Ada. Saya ambil contoh yang dasarnya bukan Islam. Misalkan Tenaga Perana. Itu guru besarnya dari Filipina, eks pengusaha dan beragama katolik. Tapi dasar spiritualnya sesuatu yang general. Misalnya, di situ kan olah meditasi yang akhirnya memberikan blessing (kedamaian) kepada dunia. Ini seperti sholat kan? Bila waktu tahiyat akhir itu ada salam ke kanan dan ke kiri. Nah di waktu salam terakhir itu, kita dianjurkan untuk tersenyum kan? Nah ini dalam bahasa jawanamanya mewayuning ayuning bawono.

Adakah perbedaan dari pelbagai komunitas spiritual yang anda ikuti?
Tentunya ada. Misalkan dalam sholat. Dulu, saya dua tahun di Semarang, sementara keluarga di Jakarta. Setiap malam, saya banyak shalat malam, terutama bila menghadapi pelbagai persoalan yang sulit dipecahkan. Segala yang menjadikan saya pusing itu saya ajak untuk sholat. Membaca bacaan-bacaan sholat dengan penuh kepasrahan. Alhamdulillah setelah sholat saya sembuh. Tapi itu berat sekali. Karena harus membutuhkan konsentrasi penuh. Nah hal ini, sebenarnya sama saja dengan di Perguruan Perana yang mengutamakan meditasi dan konsentrasi untuk tujuan tertentu yang tentunya baik. Jadi dalam hal ini, saya melihat ada hubungannya. Misalkan kalau di Perguruan Perana itu kan melihat kekuatan kita. Begitu kita membayangkan Ka’bah, tenaga kita menjadi makin besar. Jadi ada nilai universalnya. Karena di Perguruan Perana juga selalu dihubungkan dengan Ketuhanan.

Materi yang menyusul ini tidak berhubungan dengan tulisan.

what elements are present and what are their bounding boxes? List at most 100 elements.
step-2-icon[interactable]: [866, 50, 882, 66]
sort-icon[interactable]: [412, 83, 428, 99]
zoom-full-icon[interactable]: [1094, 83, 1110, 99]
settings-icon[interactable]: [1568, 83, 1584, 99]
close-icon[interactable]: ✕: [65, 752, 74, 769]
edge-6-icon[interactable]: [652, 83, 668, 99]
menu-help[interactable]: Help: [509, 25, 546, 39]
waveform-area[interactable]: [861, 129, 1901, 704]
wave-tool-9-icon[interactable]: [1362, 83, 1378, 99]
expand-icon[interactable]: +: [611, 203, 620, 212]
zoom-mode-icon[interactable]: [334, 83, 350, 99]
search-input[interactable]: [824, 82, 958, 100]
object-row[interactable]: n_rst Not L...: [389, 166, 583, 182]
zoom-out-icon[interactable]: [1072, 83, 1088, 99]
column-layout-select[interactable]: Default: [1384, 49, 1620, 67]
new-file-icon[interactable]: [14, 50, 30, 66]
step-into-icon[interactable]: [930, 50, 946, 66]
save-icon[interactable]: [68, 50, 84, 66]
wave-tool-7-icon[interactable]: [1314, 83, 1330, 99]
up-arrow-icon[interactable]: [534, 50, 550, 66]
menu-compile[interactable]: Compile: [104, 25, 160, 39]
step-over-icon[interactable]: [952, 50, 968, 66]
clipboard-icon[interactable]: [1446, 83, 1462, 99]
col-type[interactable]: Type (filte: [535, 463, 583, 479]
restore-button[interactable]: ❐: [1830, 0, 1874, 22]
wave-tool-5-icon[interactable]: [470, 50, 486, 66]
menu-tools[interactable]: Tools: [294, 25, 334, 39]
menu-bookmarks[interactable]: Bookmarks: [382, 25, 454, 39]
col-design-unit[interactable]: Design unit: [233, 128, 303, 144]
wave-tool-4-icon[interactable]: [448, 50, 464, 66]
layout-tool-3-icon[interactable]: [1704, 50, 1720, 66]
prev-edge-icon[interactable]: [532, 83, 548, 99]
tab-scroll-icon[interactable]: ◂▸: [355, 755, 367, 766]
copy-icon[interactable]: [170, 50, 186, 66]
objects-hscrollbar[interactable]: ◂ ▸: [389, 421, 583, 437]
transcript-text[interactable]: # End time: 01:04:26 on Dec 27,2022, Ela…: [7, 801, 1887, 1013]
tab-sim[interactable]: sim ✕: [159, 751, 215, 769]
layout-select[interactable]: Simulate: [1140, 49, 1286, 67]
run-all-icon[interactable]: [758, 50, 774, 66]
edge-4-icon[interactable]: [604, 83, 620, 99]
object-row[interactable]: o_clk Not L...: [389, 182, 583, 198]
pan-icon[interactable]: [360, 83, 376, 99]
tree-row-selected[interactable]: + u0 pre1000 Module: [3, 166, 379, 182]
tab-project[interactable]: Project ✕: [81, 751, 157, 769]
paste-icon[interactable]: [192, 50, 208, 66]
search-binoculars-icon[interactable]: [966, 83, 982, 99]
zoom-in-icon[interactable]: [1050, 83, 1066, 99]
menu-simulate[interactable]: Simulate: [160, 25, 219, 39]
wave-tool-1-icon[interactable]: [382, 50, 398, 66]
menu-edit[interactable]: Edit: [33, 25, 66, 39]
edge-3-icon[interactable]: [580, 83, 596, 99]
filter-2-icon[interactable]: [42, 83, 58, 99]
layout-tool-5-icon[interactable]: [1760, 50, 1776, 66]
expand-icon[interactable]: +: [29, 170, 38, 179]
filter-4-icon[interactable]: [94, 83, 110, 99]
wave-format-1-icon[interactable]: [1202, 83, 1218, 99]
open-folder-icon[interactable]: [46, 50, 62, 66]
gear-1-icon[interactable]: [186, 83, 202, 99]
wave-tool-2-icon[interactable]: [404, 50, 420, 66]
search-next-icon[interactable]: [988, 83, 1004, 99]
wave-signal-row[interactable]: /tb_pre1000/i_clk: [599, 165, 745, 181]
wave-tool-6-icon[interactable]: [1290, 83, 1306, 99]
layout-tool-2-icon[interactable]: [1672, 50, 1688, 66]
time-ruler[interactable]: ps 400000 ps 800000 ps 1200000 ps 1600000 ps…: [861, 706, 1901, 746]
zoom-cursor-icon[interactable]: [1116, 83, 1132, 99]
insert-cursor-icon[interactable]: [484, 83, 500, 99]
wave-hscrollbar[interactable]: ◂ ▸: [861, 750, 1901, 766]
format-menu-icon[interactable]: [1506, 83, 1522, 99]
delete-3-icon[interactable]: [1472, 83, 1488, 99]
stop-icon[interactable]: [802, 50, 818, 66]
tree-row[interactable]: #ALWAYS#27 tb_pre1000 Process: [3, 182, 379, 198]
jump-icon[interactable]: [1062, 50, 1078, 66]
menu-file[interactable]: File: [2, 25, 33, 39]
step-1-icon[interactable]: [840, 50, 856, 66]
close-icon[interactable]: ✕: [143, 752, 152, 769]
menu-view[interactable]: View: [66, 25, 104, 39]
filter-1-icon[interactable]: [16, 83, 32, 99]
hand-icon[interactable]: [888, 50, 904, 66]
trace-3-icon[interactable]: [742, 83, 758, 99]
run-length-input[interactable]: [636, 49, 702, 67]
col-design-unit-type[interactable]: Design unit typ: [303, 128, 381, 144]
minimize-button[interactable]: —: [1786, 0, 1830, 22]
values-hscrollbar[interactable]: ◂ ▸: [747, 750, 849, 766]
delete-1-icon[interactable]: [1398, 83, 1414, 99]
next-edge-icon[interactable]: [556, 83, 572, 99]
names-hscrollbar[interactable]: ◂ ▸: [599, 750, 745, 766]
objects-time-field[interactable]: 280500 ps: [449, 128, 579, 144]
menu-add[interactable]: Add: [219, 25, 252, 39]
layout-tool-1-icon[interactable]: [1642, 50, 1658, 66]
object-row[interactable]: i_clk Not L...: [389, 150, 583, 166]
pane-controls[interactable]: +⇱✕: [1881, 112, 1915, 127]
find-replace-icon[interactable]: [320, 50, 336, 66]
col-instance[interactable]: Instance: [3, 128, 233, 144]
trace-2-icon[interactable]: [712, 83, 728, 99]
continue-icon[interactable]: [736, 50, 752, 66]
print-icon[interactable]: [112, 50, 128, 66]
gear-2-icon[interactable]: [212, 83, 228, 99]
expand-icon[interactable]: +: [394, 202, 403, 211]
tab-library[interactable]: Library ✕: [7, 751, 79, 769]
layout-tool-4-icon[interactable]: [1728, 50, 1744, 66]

Tidak ada perbedaan dengan sholat?
Ada. Yaitu tingkat kepasarahan.

Dengan meningkatnya spiritualitas anda, apakah juga meningkatkan kinerja anda sebagai Deputi Gubernur?
Persisinya saya tidak tahu. Mungkin secara positif, ada. Tapi saya tidak pernah menghubungkannya. Tapi intinya saya bekerja menjadi lebih ikhlas. Kalau bekerja lebih ikhlas, tentunya pekerjaan akan menjadi lebih baik kan? Gitu aja prinsipnya. Saya tidak bisa mengukur diri saya. Susah. Tapi saya berusaha bekerja tanpa pamrih dan lillahi ta’ala. Gitu sajalah. Saya bekerjanya amar makruf nahi mungkar yang kadang-kadang tak semua orang bisa melakukannya. Yah, di antaranya mungkin karena spiritualitasme. Bila kita sudah punya dasar tapi bila diasah terus dengan baik, akhirnya kan akan menjadi lebih tajam.

Sesuatu yang belum anda capai saat ini apa?
Apa ya? Kalau saya, untuk masalah dunia tampaknya tidak ada. Karena saya tidak punya keinginan terlalu muluk. Saya ingin menjalani hidup ini apa adanya saja.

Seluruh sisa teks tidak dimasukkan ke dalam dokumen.